Let p(x) be a quadratic polynomial, such that its graph is tangent to the lines y = -11x - 37, y = x, and y = 9. The x-coordinates of these points of tangency are x_1, x_2, and x_3. Find x_1 + x_2 + x_3.
Let $p(x) = ax^2 + bx + c$. We know that $p(x)$ is tangent to $y = -11x - 37$, $y = x$, and $y = 9$.
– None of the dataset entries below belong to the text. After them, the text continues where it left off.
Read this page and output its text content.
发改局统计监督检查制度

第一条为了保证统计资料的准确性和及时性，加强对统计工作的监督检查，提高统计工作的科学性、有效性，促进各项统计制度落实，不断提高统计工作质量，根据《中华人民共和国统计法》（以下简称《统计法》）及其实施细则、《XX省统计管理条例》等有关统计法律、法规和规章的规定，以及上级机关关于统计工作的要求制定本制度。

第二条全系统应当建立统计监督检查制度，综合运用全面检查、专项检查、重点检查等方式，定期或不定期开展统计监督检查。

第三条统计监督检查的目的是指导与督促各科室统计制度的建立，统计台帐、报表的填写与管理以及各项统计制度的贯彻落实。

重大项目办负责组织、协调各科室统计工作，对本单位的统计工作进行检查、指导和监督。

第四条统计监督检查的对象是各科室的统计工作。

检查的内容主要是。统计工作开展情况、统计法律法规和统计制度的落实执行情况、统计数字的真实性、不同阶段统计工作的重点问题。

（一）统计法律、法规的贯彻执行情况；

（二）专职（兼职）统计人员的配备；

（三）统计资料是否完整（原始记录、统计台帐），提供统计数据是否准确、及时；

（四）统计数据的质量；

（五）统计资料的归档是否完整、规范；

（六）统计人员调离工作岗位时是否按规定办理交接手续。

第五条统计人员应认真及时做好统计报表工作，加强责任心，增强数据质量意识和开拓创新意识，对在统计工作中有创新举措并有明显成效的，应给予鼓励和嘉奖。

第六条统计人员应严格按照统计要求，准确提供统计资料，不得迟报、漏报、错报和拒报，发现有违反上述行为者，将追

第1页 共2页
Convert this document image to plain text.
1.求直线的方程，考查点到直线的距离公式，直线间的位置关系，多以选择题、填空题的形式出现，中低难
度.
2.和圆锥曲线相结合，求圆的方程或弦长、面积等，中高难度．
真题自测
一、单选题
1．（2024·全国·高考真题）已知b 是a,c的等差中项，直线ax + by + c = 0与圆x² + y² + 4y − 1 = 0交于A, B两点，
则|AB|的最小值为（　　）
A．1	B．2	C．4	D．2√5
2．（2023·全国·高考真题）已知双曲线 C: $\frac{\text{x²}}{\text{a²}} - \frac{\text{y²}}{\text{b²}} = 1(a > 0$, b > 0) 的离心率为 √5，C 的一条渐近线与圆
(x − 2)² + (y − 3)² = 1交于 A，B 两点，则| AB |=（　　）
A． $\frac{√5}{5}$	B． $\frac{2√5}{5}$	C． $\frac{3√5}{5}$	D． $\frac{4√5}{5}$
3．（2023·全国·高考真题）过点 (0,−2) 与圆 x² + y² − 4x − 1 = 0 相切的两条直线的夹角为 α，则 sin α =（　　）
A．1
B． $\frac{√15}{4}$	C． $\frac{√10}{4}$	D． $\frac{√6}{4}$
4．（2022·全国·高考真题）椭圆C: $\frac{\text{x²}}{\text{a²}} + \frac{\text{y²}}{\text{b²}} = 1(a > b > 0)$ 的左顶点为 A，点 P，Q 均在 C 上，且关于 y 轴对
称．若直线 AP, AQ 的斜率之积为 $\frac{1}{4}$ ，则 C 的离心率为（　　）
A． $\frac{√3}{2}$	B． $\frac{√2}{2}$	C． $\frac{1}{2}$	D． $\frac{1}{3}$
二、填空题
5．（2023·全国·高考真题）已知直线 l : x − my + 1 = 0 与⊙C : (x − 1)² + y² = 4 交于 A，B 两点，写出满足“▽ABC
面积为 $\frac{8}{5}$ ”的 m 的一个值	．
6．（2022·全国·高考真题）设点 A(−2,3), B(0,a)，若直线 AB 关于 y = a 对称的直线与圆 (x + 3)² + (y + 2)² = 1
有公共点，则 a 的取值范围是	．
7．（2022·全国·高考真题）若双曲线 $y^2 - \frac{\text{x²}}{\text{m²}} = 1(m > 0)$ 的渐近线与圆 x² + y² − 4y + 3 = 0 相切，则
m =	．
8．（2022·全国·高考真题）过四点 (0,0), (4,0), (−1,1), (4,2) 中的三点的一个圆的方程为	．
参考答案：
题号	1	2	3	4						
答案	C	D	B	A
First, let's consider $y = -11x - 37$. Since $p(x)$ is tangent to this line, it must have the same slope as this line at the point of tangency. The slope of $p(x)$ is $p'(x) = 2ax + b$, so we want $2ax_1 + b = -11$.
Next, we consider $y = x$. We again require the slopes to match, so $2ax_2 + b = 1$.
Finally, we consider $y = 9$. Since $p(x)$ is a quadratic and is tangent to this line, we know that it achieves its maximum value at the point of tangency. The $x$-coordinate of this point is the vertex of the parabola, which is given by $-\frac b{2a}$. Therefore, $x_3 = -\frac b{2a}$, and we know that $p(x_3) = 9$. This means that $a{x_3}^2 + bx_3 + c = 9$.
We now have three linear equations in the variables $a$, $b$, and $c$:
\begin{align*}
2ax_1 + b &= -11 \\
2ax_2 + b &= 1 \\
a{x_3}^2 + bx_3 + c &= 9
\end{align*}
We want to find $x_1 + x_2 + x_3$, which is $-\frac b{2a}$ plus the roots of the quadratic $ax^2 + bx + c$. By Vieta's formulas, the sum of the roots of this quadratic is $-\frac ba$. So, we want to solve for $a$ and $b$ in terms of $x_1$, $x_2$, and $x_3$.
From the first equation, we have $b = -11 - 2ax_1$, so we substitute into the second equation to get $2ax_2 - 11 - 2ax_1 = 1$, or $a(x_2 - x_1) = 6$.
From the third equation, we have $a{x_3}^2 + bx_3 + c = 9$. Substituting $b = -2ax_3$ from the first equation gives $a{x_3}^2 - 2ax_3 + c = 9$. Since $x_3$ is the vertex of the parabola, we know that $p(x_3) = a{x_3}^2 + bx_3 + c$ is the maximum value of $p(x)$. Therefore, $p(x) \leq 9$ for all $x$. This gives us the inequality $a(x-x_3)^2 + 9 \geq 9$ for all $x$, which simplifies to $a(x-x_3)^2 \geq 0$.
Expanding the square and simplifying, we get $ax^2 - 2ax_3 x + ax_3^2 \geq 0$. This quadratic is non-negative for all $x$ if and only if its discriminant is non-positive, so we have $(-2ax_3)^2 - 4a^2x_3^2 \leq 0$. Simplifying, we get $a^2x_3^2 \leq 0$, so $a=0$.
Therefore, we have $b = -11 - 2ax_1 = -11$, and $c = p(x_3) = 9$.
Now we can find $x_1$, $x_2$, and $x_3$. From $2ax_1 + b = -11$, we have $x_1 = \frac{-11-b}{2a} = 1$. From $2ax_2 + b = 1$, we have $x_2 = \frac{1-b}{2a} = -4$. From $ax_3^2 + bx_3 + c = 9$, we have $ax_3^2 - 2ax_3 + c = 9$, or $a(x_3-1)^2 = 0$. Since we know $a=0$, this just gives $x_3 = 1$.
Therefore, $x_1 + x_2 + x_3 = 1 - 4 + 1 = \boxed{-2}$.